地上では中規模制圧任務が進行している。対象は暴走した警備ドローン群。戦闘そのものは珍しくない。外縁では日常の一部だ。
「対象、視認」
共有ウィンドウが同期される。中央に映るのは狐型アバター。味方前衛の半歩後方に位置取り、射線を塞がない角度を維持している。
「出力、抑制中」
迅尾の発動兆候なし。尾の発光レベルも最低域に留まる。
「三週間前のログと比較」
別窓に丘陵戦の過去記録が表示される。無駄な回避、過剰な踏み込み、被弾後の強引な押し込み。
「動きが整理されている」
「衝動的な加速が減少」
ドローンの照準が微妙に逸れる瞬間が拡大される。幻尾干渉。以前より持続時間が短く、精度が高い。
「干渉点が限定されている」
「戦場全体ではなく、敵個体単位での操作」
「能力制御の改善」
被弾回数ゼロ。味方の損耗も軽微。
「戦闘効率は平均以上。ただし突出はしていない」
「意図的だな」
観測役の一人が、別のデータを呼び出す。対象が関与した任務のみを抽出した区画安定指数。微細だが、数値は上向いている。
「外縁内での被害抑制率、平均比+4.2」
「誤差範囲内か」
「三週連続で継続」
沈黙。
「偶然とは言い切れない」
地上では戦闘が終盤に入る。狐は前に出ない。撃破の最終打を味方に委ね、周囲の索敵に意識を割いている。
「主導権を握らない」
「だが戦場の流れは握っている」
「目立たない形での支配」
戦闘終了。NPC被害ゼロ。構造物損傷なし。
狐はその場に留まらない。報酬確認後、短時間で移動を開始する。

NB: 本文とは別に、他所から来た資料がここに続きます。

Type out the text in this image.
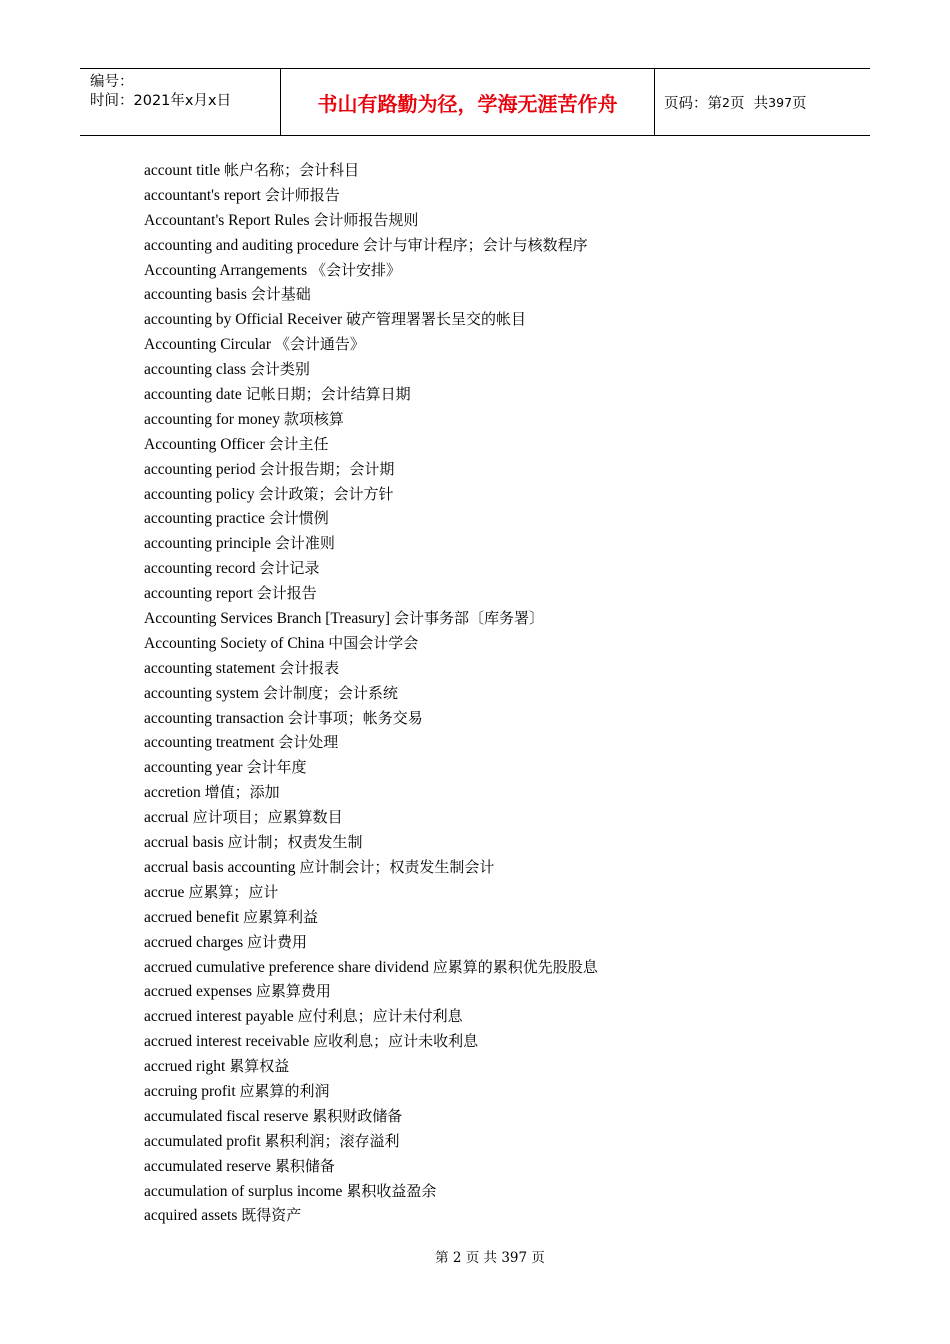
编号：
时间：2021年x月x日	书山有路勤为径，学海无涯苦作舟	页码：第 2 页  共 397 页
account title 帐户名称；会计科目
accountant's report 会计师报告
Accountant's Report Rules 会计师报告规则
accounting and auditing procedure 会计与审计程序；会计与核数程序
Accounting Arrangements 《会计安排》
accounting basis 会计基础
accounting by Official Receiver 破产管理署署长呈交的帐目
Accounting Circular 《会计通告》
accounting class 会计类别
accounting date 记帐日期；会计结算日期
accounting for money 款项核算
Accounting Officer 会计主任
accounting period 会计报告期；会计期
accounting policy 会计政策；会计方针
accounting practice 会计惯例
accounting principle 会计准则
accounting record 会计记录
accounting report 会计报告
Accounting Services Branch [Treasury] 会计事务部〔库务署〕
Accounting Society of China 中国会计学会
accounting statement 会计报表
accounting system 会计制度；会计系统
accounting transaction 会计事项；帐务交易
accounting treatment 会计处理
accounting year 会计年度
accretion 增值；添加
accrual 应计项目；应累算数目
accrual basis 应计制；权责发生制
accrual basis accounting 应计制会计；权责发生制会计
accrue 应累算；应计
accrued benefit 应累算利益
accrued charges 应计费用
accrued cumulative preference share dividend 应累算的累积优先股股息
accrued expenses 应累算费用
accrued interest payable 应付利息；应计未付利息
accrued interest receivable 应收利息；应计未收利息
accrued right 累算权益
accruing profit 应累算的利润
accumulated fiscal reserve 累积财政储备
accumulated profit 累积利润；滚存溢利
accumulated reserve 累积储备
accumulation of surplus income 累积收益盈余
acquired assets 既得资产
第 2 页 共 397 页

特定ギルドへの長時間滞在もない。
「勢力固定なし」
「中立維持」
別窓に掲示板抽出ログが表示される。
『最近外縁安定してないか』
『狐いると事故減る』
『テラ説まだある?』
『中枢条件って推薦必要なんだろ』
「言及数、緩やかに増加」
「敵対的反応はなし」
「好意的傾向が強い」
観測役の一人が小さく息を吐く。
「危険なのは、敵意より信用だ」
「信用は推薦に直結する」
「条件を満たし始めている可能性」
だが断定はしない。
黒翼団の下位観測役は、可能性を“事実”として上げない。
「同一人物推定は」
「上昇しているがが確証はない」
狐が商店区画でNPCに会釈される場面が映る。警戒反応は見られない。
「外縁内信頼度、定量化不能だが上昇傾向」
「中枢接近圏内か」
「まだ外縁段階」
だが。
「分岐点には近い」
観測役の一人が記録タグを更新する。
――戦闘安定化:確認
――能力制御改善:顕著
――外縁影響力:増加傾向
――中枢到達可能性:観測対象
「危険度区分は」
「未確定・中のまま。ただし優先度上昇」
狐が夜の路地に消える。監視カメラの死角に正確に入る。
「監視網を理解している」
「偶然ではない」
「観測を前提に行動している可能性」
短い沈黙。
「厄介だな」
成長途中だが、三人とも理解している。
丘陵で見た未完成の荒削りな強さとは違う。
今そこにあるのは、静かな最適化だ。
「上に送る」
「内容は」
「“変化あり”。強さではなく、構造変化」
報告書が生成される。
『対象:妖狐ユニーク種族
状態:能力制御安定化
外縁内影響:局地的安定化傾向
噂拡散:増加中
同一人物推定:上昇
危険度:未確定
対応:観測強化』
送信完了。
外縁の夜は変わらない。
任務も、騒音も、広告光も。
だが観測精度は上がった。
狐はもはや“強い個体”ではない。
測定対象だ。
そして測定され続ける限り、
その価値は、いずれ算定される。